Student loans have been the subject of great debate in both the halls of Congress and in our classrooms. With well over a trillion dollars of student loan debt in the United States and many people hurting because of it, the student loan debate has become a hot button issue. Some people that students should pay back what they owe, no questions asked. Others think that borrowers have gotten a raw deal and are victims of a system stacked against them.
However, before we can get into the nitty gritty of the student loan debate, one question must first be addressed. Are student loans a right or should they be a privilege?
Should Americans have a right to student loans?
Based upon the current policy of the federal government, it certainly appears as though both Congress and the President believe that everyone should have a right to get student loans.

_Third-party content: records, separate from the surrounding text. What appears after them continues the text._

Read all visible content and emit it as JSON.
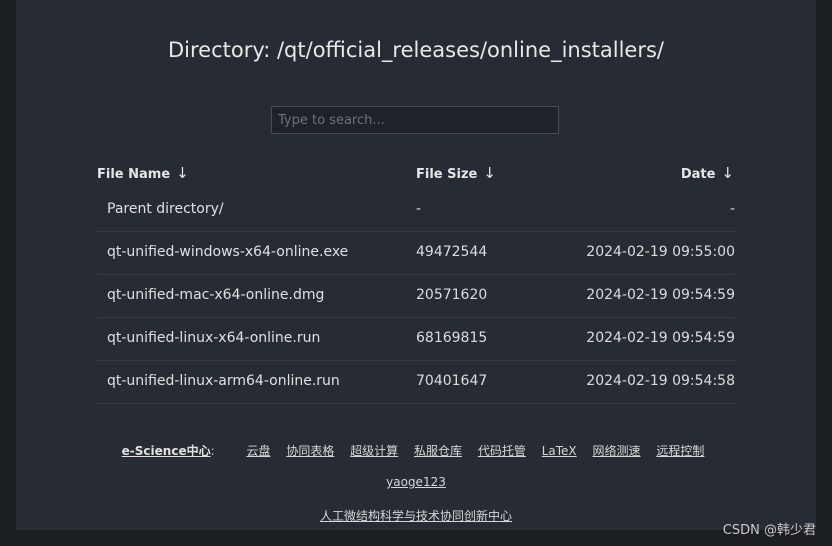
{
  "page": {
    "title": "Directory: /qt/official_releases/online_installers/"
  },
  "search": {
    "placeholder": "Type to search..."
  },
  "table": {
    "headers": {
      "name": "File Name",
      "size": "File Size",
      "date": "Date",
      "sort_arrow": "↓"
    },
    "rows": [
      {
        "name": "Parent directory/",
        "size": "-",
        "date": "-"
      },
      {
        "name": "qt-unified-windows-x64-online.exe",
        "size": "49472544",
        "date": "2024-02-19 09:55:00"
      },
      {
        "name": "qt-unified-mac-x64-online.dmg",
        "size": "20571620",
        "date": "2024-02-19 09:54:59"
      },
      {
        "name": "qt-unified-linux-x64-online.run",
        "size": "68169815",
        "date": "2024-02-19 09:54:59"
      },
      {
        "name": "qt-unified-linux-arm64-online.run",
        "size": "70401647",
        "date": "2024-02-19 09:54:58"
      }
    ]
  },
  "footer": {
    "brand": "e-Science中心",
    "separator": ":",
    "links": [
      "云盘",
      "协同表格",
      "超级计算",
      "私服仓库",
      "代码托管",
      "LaTeX",
      "网络测速",
      "远程控制"
    ],
    "line2": "yaoge123",
    "line3": "人工微结构科学与技术协同创新中心"
  },
  "watermark": {
    "text": "CSDN @韩少君"
  }
}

Getting student loans from the federal government is fairly easy, even for those with bad credit or no credit. This is especially true for graduate school. An individual with no job and a limited credit history can get over $100,000 to pay for their education. This type of lending doesn’t really happen on the private market.

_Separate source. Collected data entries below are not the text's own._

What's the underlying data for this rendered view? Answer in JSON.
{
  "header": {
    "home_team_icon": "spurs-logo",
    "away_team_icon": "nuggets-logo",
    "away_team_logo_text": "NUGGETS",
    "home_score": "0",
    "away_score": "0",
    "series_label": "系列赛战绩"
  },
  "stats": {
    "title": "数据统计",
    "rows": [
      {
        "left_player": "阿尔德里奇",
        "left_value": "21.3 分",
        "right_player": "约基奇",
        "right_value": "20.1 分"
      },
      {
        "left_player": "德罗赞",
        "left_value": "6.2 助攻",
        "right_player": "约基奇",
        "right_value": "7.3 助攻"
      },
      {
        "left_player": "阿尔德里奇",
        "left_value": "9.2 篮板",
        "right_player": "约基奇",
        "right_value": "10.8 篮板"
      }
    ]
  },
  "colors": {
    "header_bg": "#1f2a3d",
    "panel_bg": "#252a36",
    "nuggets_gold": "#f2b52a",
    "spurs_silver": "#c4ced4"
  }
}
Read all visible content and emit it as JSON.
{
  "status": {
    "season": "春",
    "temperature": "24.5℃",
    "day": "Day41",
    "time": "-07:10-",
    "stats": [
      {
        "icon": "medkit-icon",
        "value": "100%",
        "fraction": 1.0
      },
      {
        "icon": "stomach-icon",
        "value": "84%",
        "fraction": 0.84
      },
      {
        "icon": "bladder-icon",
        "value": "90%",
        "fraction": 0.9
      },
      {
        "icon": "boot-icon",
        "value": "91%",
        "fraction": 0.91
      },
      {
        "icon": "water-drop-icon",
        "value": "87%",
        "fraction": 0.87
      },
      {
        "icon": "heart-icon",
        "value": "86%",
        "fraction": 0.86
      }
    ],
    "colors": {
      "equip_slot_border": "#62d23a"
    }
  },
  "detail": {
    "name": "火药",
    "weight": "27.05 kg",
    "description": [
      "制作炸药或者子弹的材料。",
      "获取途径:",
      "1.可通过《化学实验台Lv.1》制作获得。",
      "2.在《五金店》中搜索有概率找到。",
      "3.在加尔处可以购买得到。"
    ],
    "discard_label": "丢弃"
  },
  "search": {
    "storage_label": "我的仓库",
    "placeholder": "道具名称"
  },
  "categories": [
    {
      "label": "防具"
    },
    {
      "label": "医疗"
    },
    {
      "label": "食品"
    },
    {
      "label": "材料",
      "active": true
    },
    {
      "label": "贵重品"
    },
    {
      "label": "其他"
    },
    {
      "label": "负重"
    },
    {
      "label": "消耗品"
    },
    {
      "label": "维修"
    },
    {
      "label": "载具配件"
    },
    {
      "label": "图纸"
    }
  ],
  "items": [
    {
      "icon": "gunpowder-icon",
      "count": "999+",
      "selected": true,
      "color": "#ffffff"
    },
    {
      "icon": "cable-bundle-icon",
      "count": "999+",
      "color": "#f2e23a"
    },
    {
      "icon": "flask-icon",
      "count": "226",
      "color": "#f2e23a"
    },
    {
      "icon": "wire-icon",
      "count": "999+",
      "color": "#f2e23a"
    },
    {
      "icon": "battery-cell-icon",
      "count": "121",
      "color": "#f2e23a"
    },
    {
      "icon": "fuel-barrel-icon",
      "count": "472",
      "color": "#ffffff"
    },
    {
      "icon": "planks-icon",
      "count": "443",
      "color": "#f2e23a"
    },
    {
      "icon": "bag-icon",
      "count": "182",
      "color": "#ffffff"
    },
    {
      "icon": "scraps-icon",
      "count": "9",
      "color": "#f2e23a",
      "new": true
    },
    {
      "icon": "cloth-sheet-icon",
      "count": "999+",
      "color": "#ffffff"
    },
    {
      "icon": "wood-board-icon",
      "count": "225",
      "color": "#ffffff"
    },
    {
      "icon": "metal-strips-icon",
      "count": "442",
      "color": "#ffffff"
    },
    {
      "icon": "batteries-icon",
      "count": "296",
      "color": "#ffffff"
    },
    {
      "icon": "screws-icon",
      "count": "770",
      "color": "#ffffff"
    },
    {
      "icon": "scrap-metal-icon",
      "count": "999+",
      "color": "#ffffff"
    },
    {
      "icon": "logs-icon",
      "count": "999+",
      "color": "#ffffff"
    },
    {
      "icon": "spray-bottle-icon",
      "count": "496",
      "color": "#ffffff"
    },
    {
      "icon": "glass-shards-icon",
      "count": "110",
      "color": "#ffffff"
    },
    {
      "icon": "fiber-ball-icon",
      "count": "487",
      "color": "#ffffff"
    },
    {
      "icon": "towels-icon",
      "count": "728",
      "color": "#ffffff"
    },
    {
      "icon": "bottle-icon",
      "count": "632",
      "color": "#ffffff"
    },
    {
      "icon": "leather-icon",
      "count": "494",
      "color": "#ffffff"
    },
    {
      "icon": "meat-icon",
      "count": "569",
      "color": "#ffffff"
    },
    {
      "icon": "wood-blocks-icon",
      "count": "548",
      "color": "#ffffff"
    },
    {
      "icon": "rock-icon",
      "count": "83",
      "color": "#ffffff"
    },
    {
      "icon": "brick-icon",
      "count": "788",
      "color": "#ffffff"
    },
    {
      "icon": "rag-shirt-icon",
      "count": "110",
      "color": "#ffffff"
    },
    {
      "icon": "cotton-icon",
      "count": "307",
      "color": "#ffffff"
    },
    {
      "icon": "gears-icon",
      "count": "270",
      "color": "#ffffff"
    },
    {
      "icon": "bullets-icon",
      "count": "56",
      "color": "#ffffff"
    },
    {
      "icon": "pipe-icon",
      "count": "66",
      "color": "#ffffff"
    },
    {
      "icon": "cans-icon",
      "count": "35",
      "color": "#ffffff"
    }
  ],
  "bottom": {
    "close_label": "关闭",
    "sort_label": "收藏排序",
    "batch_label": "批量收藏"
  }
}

The reasoning behind this loose lending policy is fairly straightforward. As a nation, we don’t want just a select few to be well educated. Politicians for a generation have been singing the praises of our educated workforce and American know-how. For the United States to continue to succeed in the international market, educating each worker is critical. This logic underlies the government’s efforts to make sure that all Americans have access to higher education.
Another argument for the “right” to student loans goes back to the American dream. If the barriers to higher education keep the lower and middle class out, the wealthy will be given a huge advantage in the workplace. Without an equal playing field in higher-ed, the lower and middle class will have a much more difficult time “moving up” in the world. It has long been argued that education is the key to the American dream.

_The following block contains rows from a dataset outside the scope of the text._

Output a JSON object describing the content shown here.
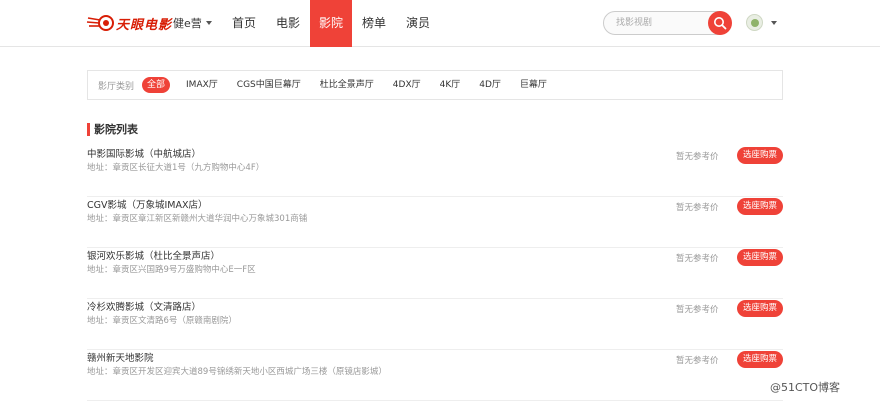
{
  "header": {
    "logo_text": "天眼电影",
    "city": "健e营",
    "nav": [
      {
        "label": "首页",
        "active": false
      },
      {
        "label": "电影",
        "active": false
      },
      {
        "label": "影院",
        "active": true
      },
      {
        "label": "榜单",
        "active": false
      },
      {
        "label": "演员",
        "active": false
      }
    ],
    "search_placeholder": "找影视剧"
  },
  "filter": {
    "label": "影厅类别",
    "tags": [
      {
        "label": "全部",
        "active": true
      },
      {
        "label": "IMAX厅",
        "active": false
      },
      {
        "label": "CGS中国巨幕厅",
        "active": false
      },
      {
        "label": "杜比全景声厅",
        "active": false
      },
      {
        "label": "4DX厅",
        "active": false
      },
      {
        "label": "4K厅",
        "active": false
      },
      {
        "label": "4D厅",
        "active": false
      },
      {
        "label": "巨幕厅",
        "active": false
      }
    ]
  },
  "list": {
    "title": "影院列表",
    "cinemas": [
      {
        "name": "中影国际影城（中航城店）",
        "address": "地址：章贡区长征大道1号（九方购物中心4F）",
        "price": "暂无参考价",
        "button": "选座购票"
      },
      {
        "name": "CGV影城（万象城IMAX店）",
        "address": "地址：章贡区章江新区新赣州大道华润中心万象城301商铺",
        "price": "暂无参考价",
        "button": "选座购票"
      },
      {
        "name": "银河欢乐影城（杜比全景声店）",
        "address": "地址：章贡区兴国路9号万盛购物中心E一F区",
        "price": "暂无参考价",
        "button": "选座购票"
      },
      {
        "name": "冷杉欢腾影城（文清路店）",
        "address": "地址：章贡区文清路6号（原赣南剧院）",
        "price": "暂无参考价",
        "button": "选座购票"
      },
      {
        "name": "赣州新天地影院",
        "address": "地址：章贡区开发区迎宾大道89号锦绣新天地小区西城广场三楼（原镜店影城）",
        "price": "暂无参考价",
        "button": "选座购票"
      }
    ]
  },
  "watermark": "@51CTO博客",
  "colors": {
    "accent": "#ef4238",
    "logo": "#d81e06"
  }
}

If student loans were a privilege…
While the theory behind giving most Americans access to student loans and higher education sounds good, in application it has hit a few snags.
The biggest problem is that with so much money available, the price of education has skyrocketed. 30 years ago a minimum wage job could reasonably be expected to fund a portion of your education. Today, a student is lucky to pay for books with their minimum wage job.
Student loans are easy to get and many of the people who get them have no appreciation for how much money they are borrowing. As a result, colleges can inflate the price and students will continue to pay. Today we see the consequences in the form of the student debt crisis.
Many recent graduates struggle to pay back their loans. Students who had their education funded for them have a huge advantage in the workforce. They can afford to take unpaid internships and gain valuable experience, while those with big loans are forced to take any job, so long as they get paid. Despite the efforts to level the playing field, it seems the wealthy still have a huge advantage.
If student loans became more of a privilege than a right, spending on higher education in the United States would drop. Colleges, for the first time in decades, would be forced into competition for students and their money. While this shift does sound appealing, it also means that many Americans wouldn’t be able to go to college.
What is the answer?
There isn’t a simple answer. Whether the US treats student loans as a right or a privilege there are major repercussions. It appears as though a sizable chuck of people will either be left with debt they can’t afford, or be denied the chance to attend college. Outside of nationalizing college education and making it free for everyone, it seems the best approach is probably one that carefully threads the needle between privilege and right.